Droht eine Supereruption?
«Das können wir im Moment noch nicht genau sagen. Derzeit gibt es eine Erdbebenaktivität und Bodenverformungen, aber solche unruhigen Perioden gab es in der Vergangenheit (zum Beispiel in den 1980er-Jahren), ohne dass es notwendigerweise zu einem Ausbruch kam», antwortet Olivier Bachmann, «wir wissen nicht, was als Nächstes passiert». Supervulkane seien sehr schwierig zu beurteilen. «Bis zum nächsten Ausbruch kann es noch 1000 Jahre dauern. Es kann aber auch sehr schnell gehen. Wir können einen Ausbruch möglicherweise erst wenige Tage vor der Eruption vorhersagen, wenn überhaupt», sagt Bachmann.
Welche sind die möglichen Szenarien?
«Das System könnte wieder in den Ruhezustand übergehen, ohne dass es zu einem Aufprall an der Oberfläche und somit zu einer Eruption kommt», sagt Olivier Bachmann. Ein zweites Szenario wäre eine kleine phreatische Eruption ohne Beteiligung von Magma. Dann würde Wasserdampf entweichen. Auch ein kleinerer Ausbruch, wie er im Oktober 1538 stattfand, wäre möglich, so der Wissenschaftler. Damals kam es zu einem schweren Erdbeben und zu Lavaströmen, die einen 133 Meter hohen Schlackenkegel bildeten, den Monte Nuovo. In Neapel kam es zu starkem Aschenniederschlag. Das Worst-Case-Szenario allerdings wäre eine Supereruption, wie es sie vor 39'000 gegeben hat. Mit hoher Geschwindigkeit ergossen sich damals 500 Grad heisse pyroklastische Ströme über ein 30'000 Quadratkilometer grosses Gebiet. Halb Europa und der Mittelmeerraum waren von einer zentimeterdicken Ascheschicht bedeckt.

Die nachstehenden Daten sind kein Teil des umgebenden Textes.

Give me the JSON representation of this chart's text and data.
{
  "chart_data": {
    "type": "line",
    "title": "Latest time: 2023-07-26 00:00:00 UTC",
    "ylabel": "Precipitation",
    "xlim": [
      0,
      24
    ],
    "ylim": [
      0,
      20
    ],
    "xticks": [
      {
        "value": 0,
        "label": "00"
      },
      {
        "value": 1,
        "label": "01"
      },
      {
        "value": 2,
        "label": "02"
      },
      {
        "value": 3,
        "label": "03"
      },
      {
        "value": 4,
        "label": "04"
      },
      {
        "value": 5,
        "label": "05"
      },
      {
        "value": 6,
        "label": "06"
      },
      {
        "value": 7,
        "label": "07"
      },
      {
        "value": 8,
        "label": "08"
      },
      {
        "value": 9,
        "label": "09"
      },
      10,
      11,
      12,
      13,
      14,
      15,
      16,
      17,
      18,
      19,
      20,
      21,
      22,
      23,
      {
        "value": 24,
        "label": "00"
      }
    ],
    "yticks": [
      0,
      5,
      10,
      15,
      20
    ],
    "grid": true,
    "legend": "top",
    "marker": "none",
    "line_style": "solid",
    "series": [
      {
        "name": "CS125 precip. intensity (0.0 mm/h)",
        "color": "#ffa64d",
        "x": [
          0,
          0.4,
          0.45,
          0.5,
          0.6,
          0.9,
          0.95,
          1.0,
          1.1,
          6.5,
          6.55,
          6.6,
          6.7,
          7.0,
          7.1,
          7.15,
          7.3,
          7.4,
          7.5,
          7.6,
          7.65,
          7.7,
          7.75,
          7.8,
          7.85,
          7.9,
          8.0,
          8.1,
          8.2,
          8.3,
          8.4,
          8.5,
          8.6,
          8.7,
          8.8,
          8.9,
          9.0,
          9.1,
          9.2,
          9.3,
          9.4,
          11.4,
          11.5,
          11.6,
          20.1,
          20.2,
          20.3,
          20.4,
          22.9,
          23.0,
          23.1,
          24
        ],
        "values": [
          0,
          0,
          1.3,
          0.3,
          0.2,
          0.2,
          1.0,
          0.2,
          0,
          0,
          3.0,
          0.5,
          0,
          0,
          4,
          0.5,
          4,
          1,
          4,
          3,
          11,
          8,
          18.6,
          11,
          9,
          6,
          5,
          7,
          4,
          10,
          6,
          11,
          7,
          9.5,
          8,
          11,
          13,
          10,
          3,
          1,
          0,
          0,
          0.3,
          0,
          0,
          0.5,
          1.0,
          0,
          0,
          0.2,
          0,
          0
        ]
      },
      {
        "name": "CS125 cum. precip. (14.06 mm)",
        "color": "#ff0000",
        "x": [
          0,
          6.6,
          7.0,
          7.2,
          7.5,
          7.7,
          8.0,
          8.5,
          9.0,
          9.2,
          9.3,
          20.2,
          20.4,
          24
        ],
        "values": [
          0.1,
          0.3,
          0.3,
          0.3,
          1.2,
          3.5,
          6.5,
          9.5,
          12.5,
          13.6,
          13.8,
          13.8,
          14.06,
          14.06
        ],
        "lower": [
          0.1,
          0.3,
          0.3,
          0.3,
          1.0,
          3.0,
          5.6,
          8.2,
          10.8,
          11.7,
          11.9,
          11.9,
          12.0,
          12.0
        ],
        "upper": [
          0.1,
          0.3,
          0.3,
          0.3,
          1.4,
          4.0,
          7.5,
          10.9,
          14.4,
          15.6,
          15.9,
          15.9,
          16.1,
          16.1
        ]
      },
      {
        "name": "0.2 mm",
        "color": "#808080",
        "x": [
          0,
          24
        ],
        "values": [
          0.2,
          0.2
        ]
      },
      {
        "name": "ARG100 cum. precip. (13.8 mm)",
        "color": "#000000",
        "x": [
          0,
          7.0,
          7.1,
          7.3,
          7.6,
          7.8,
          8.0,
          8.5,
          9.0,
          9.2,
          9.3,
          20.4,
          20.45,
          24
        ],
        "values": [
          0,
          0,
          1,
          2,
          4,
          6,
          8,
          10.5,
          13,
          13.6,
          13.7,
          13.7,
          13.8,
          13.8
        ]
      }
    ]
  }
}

Und wenn es doch zur Supereruption kommt?
«Das wäre ein Albtraum», sagt Olivier Bachmann. Vier Millionen Menschen müssten sofort evakuiert werden. «Denn die Region um Neapel würde weitgehend zerstört. Eine grosse Menge vulkanischer Partikel in der Atmosphäre würde den Flugverkehr und das globale Klima stören und zu unvorhersehbaren Folgen auf der ganzen Welt führen» so der Experte weiter. Es käme zum sogenannten Vulkanwinter. Je nach Windrichtung würde beispielsweise die Schweiz bereits nach wenigen Stunden von Staub und Asche überdeckt, der Himmel würde sich verfinstern und die Temperatur sinken. Bachmann: «Aber solche Supereruptionen sind äusserst selten und höchst unwahrscheinlich.»